Que, toutefois, la question posée par M. X... dans son dernier mémoire est ainsi formulée :
« Au regard notamment des articles 8 et 16 de la Déclaration des droits et de l'article 34 de la Constitution, l'article L. 244-9 du code de la sécurité sociale est-il constitutionnel ? »
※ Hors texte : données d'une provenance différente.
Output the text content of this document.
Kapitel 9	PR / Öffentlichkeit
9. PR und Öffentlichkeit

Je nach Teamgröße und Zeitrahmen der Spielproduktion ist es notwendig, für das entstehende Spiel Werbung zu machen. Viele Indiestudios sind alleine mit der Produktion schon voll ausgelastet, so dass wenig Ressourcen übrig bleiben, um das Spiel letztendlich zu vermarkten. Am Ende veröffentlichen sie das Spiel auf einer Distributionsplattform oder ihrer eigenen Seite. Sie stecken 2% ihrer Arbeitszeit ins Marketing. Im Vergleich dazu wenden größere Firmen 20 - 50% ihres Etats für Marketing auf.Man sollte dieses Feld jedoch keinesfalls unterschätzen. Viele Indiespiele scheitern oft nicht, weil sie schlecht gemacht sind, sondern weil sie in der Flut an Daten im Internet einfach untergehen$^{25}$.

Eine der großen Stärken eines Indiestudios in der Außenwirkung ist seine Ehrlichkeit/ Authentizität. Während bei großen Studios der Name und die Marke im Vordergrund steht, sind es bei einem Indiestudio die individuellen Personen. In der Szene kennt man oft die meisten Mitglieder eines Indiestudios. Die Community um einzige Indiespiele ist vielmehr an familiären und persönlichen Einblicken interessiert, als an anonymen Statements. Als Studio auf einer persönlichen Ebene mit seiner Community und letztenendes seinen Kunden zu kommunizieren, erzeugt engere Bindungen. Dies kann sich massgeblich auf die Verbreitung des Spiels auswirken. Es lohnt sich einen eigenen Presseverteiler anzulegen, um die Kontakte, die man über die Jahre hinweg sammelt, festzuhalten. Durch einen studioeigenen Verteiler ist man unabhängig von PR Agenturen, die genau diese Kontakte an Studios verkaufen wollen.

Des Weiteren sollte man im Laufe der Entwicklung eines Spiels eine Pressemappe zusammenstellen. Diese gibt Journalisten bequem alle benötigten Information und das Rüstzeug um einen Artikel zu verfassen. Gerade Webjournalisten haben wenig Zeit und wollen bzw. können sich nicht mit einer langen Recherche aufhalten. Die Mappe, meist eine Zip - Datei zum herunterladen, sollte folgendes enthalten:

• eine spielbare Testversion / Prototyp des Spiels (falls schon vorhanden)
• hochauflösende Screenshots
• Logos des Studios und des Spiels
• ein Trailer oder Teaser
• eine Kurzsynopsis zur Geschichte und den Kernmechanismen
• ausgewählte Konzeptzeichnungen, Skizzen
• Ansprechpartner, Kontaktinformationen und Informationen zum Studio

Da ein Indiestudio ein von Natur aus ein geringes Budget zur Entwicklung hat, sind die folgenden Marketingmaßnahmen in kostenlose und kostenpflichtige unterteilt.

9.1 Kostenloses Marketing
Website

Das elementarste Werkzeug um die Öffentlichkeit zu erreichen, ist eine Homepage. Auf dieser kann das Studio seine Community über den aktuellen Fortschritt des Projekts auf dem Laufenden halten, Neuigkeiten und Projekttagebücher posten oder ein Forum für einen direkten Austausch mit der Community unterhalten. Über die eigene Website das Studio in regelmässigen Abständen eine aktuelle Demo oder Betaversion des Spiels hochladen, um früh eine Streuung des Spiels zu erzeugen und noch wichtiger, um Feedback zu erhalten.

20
Que si la question peut être reformulée par le juge à effet de la rendre plus claire ou de lui restituer son exacte qualification, il ne lui appartient pas d'en modifier l'objet et la portée ; que, dans une telle hypothèse, il y a lieu de considérer que la Cour de cassation est régulièrement saisie et se prononce sur le renvoi de la question prioritaire de constitutionnalité telle qu'elle a été soulevée dans le mémoire distinct produit devant la juridiction qui la lui a transmise ;
Mais attendu que la disposition critiquée, qui détermine les effets de la contrainte délivrée par les organismes de recouvrement, n'est pas applicable au litige, dès lors que M. X... a engagé la procédure contentieuse dès la notification de la mise en demeure préalable ;
D'où il suit qu'il n'y a pas lieu de renvoyer la question au Conseil constitutionnel ;
PAR CES MOTIFS :
DIT N'Y AVOIR LIEU DE RENVOYER au Conseil constitutionnel la question prioritaire de constitutionnalité ;
Ainsi fait et jugé par la Cour de cassation, deuxième chambre civile, et prononcé par le président en son audience publique du onze juillet deux mille treize.